The person who came up with the concept of sautéing food probably had an angelic visitation. Just saying the word makes me hungry. I prefer using olive oil. Use whatever your little health conscious heart desires, but olive oil is a decent option, and using anything else does impact the flavour. That's right. My palate is that keen.

I would guess that I use a 6 oz. piece of lamb. Slice it into small chunks or strips so that you can sauté fairly quickly without overcooking. I use a bit of olive oil because I'm a huge believer in cast iron pans and its flavour, but you don't have too. Unless you've purchased a hyper fat-pared meat, it won't stick to the pan for long. Before sautéing I add salt, pepper, and rosemary. Don't go overkill on the rosemary: perhaps just over 1/4 teaspoon. Once the meat is very nearly done, I toss in about three cloves worth of finely diced garlic. Make sure it mingles well. You want the garlic to slightly brown, as it does wonders for the flavour. Keep all this separate for later.
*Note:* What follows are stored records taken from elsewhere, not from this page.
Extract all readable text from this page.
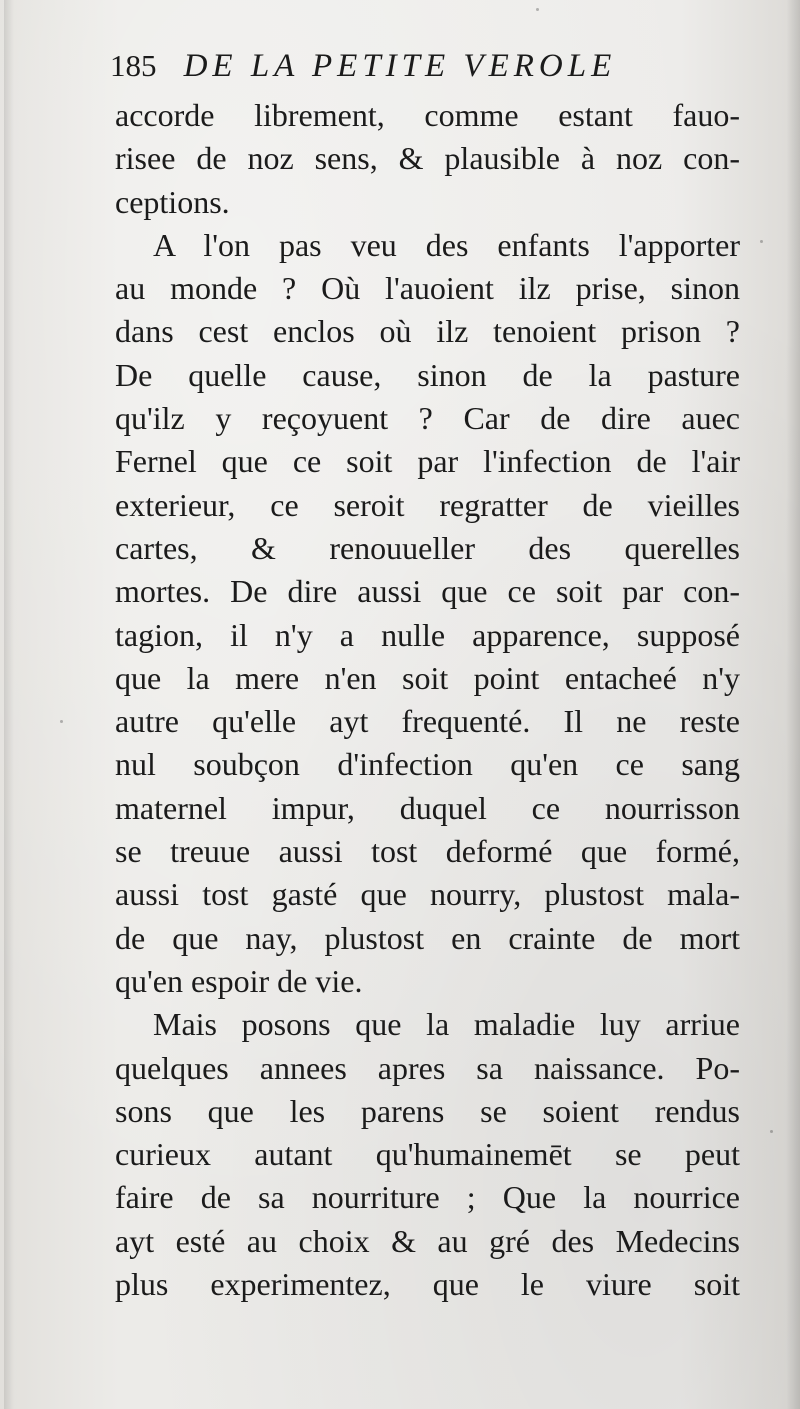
185 DE LA PETITE VEROLE
accorde librement, comme estant fauo-
risee de noz sens, & plausible à noz con-
ceptions.
A l'on pas veu des enfants l'apporter
au monde ? Où l'auoient ilz prise, sinon
dans cest enclos où ilz tenoient prison ?
De quelle cause, sinon de la pasture
qu'ilz y reçoyuent ? Car de dire auec
Fernel que ce soit par l'infection de l'air
exterieur, ce seroit regratter de vieilles
cartes, & renouueller des querelles
mortes. De dire aussi que ce soit par con-
tagion, il n'y a nulle apparence, supposé
que la mere n'en soit point entacheé n'y
autre qu'elle ayt frequenté. Il ne reste
nul soubçon d'infection qu'en ce sang
maternel impur, duquel ce nourrisson
se treuue aussi tost deformé que formé,
aussi tost gasté que nourry, plustost mala-
de que nay, plustost en crainte de mort
qu'en espoir de vie.
Mais posons que la maladie luy arriue
quelques annees apres sa naissance. Po-
sons que les parens se soient rendus
curieux autant qu'humainemēt se peut
faire de sa nourriture ; Que la nourrice
ayt esté au choix & au gré des Medecins
plus experimentez, que le viure soit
For a single serving I use an average sized whole carrot sliced into 1/8" thick (3mm) "coins". Toss these into a hot pan with a bit of oil. Throw down salt and pepper, and watch those babies sizzle. I don't actually cook them 'till they go brown. It's a fine line. I don't want them burnt, but I do want them fairly soft and nearly browned. Keep the carrots separate. This is full-on flavour apartheid.

Slice and dice however much bell pepper tickles your fancy. Fresh garlic is my friend, so I finely dice another two cloves, and they're not tiny. Ginger is very provocative. I dice a chunk roughly 1" by 1/2". Tomato will brighten your day, so I slice a whole one into strips. A good tomato isn't bashful, after all. You want to bite down on a reasonable piece, since we are adding some crushed tomatoes anyway. Whatever you do, try to use a properly ripe one.

For myself, one serving of spaghetti almost fits between my thumb and index finger. A circle roughly 1 1/4" in diameter. I cook my rice pasta at a strong boil for 5 - 6 minutes, then off it goes. Strain and briefly rinse in cold water and return to a decent sized pot. Now we get exciting. Throw the entire last paragraph into the pot with the pasta. Dole out a few tablespoon's worth of the crushed tomatoes, but contrary to typical pasta wisdom, we are not looking for a tomato dictatorship. Too much, and you'll lose the effect of the spices. Now the apple juice. Don't go crazy, but remember that we will be boiling this mixture at about medium for five minutes. If I haven't added enough initially, I add more, ending up with something rather in the stew range of sloppiness. I would guess that I use roughly 3/4 - 1 cup of AJ.

While this is boiling, throw in chili powder, mace, and dried mustard. I love the CP, so I probably put in 3/8 of a teaspoon. Mace requires care, just like you didn't mess with a guy carrying one in the Middle Ages. At most I use 1/8 of a teaspoon. Add the dried mustard, probably just over a 1/8 tsp. Perhaps a minute before this last boil is done, throw in almost 1/2 a teaspoon garam masala and mix well.

Just before you serve this breathtaking mixture, we end apartheid. I'm so progressive. Join all the brethren together in a well stirred mix. Although now all in one mass, each separate element will maintain a distinct flavour adding that extra punch to Jason's Indignation.

* I purchase inexpensive cuts of shoulder arm chops at A & P, of all places. They aren't the most tender choice, but they are nonetheless flavourful and don't break the bank. The price falls between chicken and lean beef, surprisingly enough. In North America most Caucasians grossly underestimate or misunderstand lamb. For one thing, it should never be cooked more than medium, or it becomes dry. It happens to be my favourite red meat, but not everyone appreciates the strong smell as it cooks.

** Garam Masala is a somewhat complex blend.